The Geek & The Chic

Monday, May 01, 2006

Worst Commercials, Part 2

I'm going to finish the list tonight and much to my surprise, there aren't many left.

The one I was trying to think of, that set all of this in motion, is a commercial for life insurance through AARP. The wife is speaking to her husband saying, "we've got to get more life insurance" and she keeps whining and whining until her husband says, "Honey, shut up!" No, he really doesn't say that but I wish he did. The other, and slightly more tacky, AARP spot I don't like is the auto insurance card for AARP. In the ad, a female motorcycle cop pulls over the driver for no apparent reason other than to harrass him to see if he has AARP insurance. I think today's seniors are more savvy than these commercials give them credit for and if I was in the silver haired group, I'd be insulted. I should go find a grandma and ask if she is. Maybe we could stage a rebellion against stupid commercials.

Also on the list are most drug companies ads too. The Claritin commercials must go away, as should any product dealing with incontinence, indigestion and bloating. If you must run these ads, please do not use people for the before and after affect. If I have the problem, I'm already famaliar with the symptoms and probably don't want to be reminded of it. Drug companies make enough money anyway. I suggest by saving the money they won't be spending on the ads, spend the money in third world countries that cannot afford the cost of an aspirin. Then you'll be a good guy in my eyes.

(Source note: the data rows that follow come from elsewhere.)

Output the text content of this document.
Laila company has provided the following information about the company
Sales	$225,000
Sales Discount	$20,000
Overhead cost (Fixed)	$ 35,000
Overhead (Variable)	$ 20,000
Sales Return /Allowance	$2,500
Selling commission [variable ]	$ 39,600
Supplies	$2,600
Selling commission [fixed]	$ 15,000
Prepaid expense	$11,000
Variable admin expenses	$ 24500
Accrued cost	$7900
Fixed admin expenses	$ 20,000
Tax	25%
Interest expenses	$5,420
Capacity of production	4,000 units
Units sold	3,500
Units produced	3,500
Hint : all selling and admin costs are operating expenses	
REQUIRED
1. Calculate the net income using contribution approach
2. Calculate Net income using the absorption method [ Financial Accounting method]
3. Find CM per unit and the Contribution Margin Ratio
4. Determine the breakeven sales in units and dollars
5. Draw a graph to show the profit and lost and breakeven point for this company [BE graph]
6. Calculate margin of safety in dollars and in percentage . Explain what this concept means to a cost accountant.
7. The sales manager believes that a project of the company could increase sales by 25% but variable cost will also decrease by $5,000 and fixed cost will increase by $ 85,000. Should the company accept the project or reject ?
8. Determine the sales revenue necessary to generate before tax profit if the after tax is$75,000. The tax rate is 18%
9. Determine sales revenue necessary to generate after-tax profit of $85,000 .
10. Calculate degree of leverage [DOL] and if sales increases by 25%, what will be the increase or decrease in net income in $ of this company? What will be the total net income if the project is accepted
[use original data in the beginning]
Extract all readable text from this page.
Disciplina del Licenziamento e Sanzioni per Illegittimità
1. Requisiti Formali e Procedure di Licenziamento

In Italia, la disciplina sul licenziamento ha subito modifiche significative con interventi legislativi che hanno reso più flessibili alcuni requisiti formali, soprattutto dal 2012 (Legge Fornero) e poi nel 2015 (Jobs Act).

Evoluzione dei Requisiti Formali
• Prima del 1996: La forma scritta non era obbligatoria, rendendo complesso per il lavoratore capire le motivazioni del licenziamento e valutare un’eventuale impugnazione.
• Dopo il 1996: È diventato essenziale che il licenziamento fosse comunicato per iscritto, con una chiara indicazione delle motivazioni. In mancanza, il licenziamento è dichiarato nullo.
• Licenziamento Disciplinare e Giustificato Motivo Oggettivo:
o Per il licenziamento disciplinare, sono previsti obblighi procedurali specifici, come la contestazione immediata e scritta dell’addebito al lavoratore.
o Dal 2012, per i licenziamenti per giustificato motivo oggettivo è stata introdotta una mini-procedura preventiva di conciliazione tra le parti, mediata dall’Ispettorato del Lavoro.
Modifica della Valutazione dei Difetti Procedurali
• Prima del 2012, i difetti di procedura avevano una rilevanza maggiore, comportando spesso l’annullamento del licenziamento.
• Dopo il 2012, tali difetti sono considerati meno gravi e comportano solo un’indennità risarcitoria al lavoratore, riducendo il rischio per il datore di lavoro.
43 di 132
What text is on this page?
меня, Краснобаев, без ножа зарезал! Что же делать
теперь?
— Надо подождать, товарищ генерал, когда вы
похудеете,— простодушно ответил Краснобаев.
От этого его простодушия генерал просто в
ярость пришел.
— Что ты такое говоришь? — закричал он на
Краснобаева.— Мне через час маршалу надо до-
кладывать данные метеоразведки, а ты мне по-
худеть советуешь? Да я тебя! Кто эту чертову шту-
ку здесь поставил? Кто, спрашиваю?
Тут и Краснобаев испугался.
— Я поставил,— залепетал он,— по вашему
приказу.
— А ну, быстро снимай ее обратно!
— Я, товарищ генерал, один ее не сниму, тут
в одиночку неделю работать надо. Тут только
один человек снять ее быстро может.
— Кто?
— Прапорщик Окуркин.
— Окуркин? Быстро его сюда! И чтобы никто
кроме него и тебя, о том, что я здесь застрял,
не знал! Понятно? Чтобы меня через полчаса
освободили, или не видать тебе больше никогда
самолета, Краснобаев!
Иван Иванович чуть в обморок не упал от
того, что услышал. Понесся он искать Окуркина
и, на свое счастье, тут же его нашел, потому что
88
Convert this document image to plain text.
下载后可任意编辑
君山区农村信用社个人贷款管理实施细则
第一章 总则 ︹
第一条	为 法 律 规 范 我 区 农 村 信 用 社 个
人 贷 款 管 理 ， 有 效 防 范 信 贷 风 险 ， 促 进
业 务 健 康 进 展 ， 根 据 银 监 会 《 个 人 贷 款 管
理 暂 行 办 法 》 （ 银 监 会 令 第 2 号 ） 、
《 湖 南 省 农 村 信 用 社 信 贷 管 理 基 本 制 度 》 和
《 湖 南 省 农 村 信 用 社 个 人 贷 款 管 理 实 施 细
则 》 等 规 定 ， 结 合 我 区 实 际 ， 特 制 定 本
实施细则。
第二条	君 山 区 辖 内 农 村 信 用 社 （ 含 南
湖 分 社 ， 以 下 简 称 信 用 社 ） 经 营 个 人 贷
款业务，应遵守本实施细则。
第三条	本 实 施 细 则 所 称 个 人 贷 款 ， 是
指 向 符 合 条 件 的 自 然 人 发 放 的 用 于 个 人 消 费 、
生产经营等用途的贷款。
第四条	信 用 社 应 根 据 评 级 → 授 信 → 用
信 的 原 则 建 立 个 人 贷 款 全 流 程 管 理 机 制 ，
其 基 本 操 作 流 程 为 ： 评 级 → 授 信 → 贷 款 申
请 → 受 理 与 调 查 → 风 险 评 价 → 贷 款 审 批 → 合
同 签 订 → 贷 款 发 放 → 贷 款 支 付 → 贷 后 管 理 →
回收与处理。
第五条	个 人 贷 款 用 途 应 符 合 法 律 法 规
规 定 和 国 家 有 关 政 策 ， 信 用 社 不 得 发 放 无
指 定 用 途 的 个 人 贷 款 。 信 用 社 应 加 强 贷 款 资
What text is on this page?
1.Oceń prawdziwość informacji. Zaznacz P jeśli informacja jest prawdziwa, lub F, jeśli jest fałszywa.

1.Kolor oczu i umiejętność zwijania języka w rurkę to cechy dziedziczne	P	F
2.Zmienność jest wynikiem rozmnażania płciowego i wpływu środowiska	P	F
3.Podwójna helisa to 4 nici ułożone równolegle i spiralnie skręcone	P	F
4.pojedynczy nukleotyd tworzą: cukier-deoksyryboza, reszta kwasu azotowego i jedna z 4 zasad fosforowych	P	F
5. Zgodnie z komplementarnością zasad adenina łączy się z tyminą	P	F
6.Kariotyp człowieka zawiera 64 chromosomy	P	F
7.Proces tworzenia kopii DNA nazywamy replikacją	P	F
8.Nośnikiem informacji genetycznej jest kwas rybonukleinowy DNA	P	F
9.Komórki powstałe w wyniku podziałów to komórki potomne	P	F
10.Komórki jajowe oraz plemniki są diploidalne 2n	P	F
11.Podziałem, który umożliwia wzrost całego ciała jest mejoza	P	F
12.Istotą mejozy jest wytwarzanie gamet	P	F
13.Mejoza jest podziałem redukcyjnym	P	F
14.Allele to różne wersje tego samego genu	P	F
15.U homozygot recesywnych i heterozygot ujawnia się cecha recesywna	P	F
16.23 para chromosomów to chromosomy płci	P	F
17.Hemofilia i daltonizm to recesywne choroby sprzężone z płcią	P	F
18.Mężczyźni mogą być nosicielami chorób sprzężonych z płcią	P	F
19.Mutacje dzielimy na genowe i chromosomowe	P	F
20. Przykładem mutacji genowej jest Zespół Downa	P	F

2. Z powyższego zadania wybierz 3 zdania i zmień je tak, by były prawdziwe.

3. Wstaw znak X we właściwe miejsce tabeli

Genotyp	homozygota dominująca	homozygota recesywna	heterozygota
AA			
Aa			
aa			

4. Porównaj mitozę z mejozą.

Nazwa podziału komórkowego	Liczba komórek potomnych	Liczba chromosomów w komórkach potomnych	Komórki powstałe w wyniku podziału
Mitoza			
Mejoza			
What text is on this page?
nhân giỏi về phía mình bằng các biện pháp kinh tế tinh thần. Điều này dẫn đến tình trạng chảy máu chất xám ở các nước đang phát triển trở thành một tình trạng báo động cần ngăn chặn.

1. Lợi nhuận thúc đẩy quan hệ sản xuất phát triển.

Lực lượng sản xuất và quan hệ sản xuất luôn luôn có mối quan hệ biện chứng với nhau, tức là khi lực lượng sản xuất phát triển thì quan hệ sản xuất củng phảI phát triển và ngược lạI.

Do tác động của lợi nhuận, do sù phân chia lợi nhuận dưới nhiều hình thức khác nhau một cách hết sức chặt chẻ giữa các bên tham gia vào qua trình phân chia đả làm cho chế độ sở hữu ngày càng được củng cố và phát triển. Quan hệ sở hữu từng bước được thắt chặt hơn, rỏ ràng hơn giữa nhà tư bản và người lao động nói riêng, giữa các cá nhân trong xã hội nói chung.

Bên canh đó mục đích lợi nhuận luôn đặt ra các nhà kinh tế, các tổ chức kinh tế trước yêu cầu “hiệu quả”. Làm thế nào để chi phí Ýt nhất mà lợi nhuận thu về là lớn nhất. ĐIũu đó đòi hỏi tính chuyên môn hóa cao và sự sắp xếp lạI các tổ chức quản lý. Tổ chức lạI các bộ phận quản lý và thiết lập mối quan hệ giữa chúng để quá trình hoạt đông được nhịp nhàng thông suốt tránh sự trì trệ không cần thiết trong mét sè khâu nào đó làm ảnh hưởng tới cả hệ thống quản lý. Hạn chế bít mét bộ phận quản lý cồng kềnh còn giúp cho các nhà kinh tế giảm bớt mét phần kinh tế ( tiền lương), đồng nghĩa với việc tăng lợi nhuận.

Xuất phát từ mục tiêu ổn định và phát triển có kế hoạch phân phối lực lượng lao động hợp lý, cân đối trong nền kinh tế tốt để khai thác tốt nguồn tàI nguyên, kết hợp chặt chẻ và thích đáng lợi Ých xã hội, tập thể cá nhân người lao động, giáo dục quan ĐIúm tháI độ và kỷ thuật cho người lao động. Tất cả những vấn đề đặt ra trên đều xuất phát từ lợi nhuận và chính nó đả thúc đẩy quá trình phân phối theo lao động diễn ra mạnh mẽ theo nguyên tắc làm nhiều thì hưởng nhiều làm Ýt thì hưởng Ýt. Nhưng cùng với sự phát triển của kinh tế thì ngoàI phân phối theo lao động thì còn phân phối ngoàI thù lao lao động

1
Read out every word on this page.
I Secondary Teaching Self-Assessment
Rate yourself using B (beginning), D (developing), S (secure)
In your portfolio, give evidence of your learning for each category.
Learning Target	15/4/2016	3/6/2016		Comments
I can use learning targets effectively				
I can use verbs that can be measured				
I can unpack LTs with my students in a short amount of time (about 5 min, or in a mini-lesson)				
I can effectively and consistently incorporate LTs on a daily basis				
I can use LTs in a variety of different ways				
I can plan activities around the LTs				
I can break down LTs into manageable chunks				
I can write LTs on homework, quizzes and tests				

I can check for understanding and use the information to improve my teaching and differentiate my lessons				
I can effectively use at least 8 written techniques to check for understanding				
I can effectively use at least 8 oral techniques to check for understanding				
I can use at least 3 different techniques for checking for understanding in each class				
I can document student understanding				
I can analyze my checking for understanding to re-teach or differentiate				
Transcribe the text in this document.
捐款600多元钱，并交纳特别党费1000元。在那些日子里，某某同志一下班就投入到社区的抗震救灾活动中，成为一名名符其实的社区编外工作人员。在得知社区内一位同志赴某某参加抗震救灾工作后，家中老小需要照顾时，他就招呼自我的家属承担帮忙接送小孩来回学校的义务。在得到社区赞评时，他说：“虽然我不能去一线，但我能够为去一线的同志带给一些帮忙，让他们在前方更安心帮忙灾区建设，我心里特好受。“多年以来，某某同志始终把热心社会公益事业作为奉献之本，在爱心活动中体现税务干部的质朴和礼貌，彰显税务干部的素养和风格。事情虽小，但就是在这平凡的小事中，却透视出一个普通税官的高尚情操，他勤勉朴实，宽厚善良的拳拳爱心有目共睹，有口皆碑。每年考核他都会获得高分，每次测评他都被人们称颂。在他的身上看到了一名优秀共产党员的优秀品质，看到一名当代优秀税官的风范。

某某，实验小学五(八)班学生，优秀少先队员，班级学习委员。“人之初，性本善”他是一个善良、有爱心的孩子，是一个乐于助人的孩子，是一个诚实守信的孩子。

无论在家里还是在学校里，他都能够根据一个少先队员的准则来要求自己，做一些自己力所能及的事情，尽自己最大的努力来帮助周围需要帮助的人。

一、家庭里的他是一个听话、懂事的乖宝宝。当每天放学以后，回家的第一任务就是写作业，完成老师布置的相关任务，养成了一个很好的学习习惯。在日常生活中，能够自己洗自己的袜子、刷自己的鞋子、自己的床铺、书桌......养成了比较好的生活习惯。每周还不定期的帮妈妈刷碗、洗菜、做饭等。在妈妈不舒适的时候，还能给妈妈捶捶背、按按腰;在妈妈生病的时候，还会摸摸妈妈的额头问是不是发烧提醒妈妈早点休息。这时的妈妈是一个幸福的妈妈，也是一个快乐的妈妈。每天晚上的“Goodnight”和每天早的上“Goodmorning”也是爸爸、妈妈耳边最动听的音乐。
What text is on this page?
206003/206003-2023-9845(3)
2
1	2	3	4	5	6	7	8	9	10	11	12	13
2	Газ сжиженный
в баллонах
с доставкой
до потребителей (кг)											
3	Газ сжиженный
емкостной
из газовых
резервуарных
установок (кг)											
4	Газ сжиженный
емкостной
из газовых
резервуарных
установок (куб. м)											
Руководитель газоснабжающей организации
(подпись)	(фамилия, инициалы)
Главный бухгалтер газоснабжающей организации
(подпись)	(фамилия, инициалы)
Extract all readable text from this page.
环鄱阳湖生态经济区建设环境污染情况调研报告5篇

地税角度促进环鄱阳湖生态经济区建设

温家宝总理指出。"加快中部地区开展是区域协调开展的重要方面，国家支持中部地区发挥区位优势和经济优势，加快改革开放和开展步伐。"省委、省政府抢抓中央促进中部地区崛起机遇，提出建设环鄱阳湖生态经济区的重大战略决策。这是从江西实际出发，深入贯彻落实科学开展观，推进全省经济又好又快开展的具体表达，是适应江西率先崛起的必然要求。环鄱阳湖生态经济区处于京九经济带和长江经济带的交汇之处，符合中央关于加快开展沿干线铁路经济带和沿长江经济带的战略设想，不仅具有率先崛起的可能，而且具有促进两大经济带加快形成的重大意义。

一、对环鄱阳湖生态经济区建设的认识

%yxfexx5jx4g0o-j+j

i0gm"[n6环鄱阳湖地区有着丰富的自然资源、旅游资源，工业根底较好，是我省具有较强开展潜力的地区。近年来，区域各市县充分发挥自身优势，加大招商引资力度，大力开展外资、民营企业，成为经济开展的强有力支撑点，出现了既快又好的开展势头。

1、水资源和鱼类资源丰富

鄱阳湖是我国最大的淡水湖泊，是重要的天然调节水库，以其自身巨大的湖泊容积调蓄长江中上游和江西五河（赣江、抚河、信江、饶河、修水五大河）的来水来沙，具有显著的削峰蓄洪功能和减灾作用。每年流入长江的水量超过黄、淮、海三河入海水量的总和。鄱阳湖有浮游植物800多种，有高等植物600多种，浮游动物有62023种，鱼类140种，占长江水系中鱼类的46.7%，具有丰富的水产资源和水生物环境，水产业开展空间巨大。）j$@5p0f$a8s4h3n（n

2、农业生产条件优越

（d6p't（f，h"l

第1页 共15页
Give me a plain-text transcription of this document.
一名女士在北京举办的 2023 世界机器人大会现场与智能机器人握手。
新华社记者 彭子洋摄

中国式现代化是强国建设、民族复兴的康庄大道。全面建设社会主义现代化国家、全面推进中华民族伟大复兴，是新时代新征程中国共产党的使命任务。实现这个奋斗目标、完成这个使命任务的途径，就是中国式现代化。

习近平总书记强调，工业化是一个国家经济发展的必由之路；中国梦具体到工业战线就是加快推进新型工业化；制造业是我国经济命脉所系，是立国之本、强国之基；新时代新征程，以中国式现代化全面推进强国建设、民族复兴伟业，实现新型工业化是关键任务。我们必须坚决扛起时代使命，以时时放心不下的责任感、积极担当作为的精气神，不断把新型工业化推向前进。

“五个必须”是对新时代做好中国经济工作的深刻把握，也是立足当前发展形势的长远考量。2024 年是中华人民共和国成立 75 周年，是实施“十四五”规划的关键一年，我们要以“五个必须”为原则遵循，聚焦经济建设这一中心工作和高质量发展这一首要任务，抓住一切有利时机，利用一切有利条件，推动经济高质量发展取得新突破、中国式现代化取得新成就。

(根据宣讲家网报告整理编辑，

The other spot I dislike is more because of it's trend, not actual product. At the moment, there's a Shredded Wheat commercial airing -- the frosted kind, and the cereal and a girl are at a spelling bee and the little piece of cereal is helping her spell aardvark. I'm all for spelling bees and heck, we all know that breakfast is the most important meal of the day. No, what perturbs me is talking food. I do not want to eat anything that can talk back to me. I don't talk to my food, why should it talk to me? And it's not even limited to food but crosses over into inanitmate objects too. There's a spot selling soda and in the darkened deli, the party by the soda cans in the refrigerator case begins while the other soda cans down below complain about the noise. Hey, I live in an apartment -- you think I need to be reminded about noisy neighbors? A few years ago -- I don't even remember what it was for, they showed a talking sandwich sitting in a refrigerator with two olives for eyes. So not only did it talk, but it could see you too. Can you imagine what food would say if it could talk, "Aaaaahhhhhhh, don't eat me!" Or would it give us stock tips and weather reports? Now that would be worth listening to. But seriously, the only thing any food should ever say is snap, crackle, pop.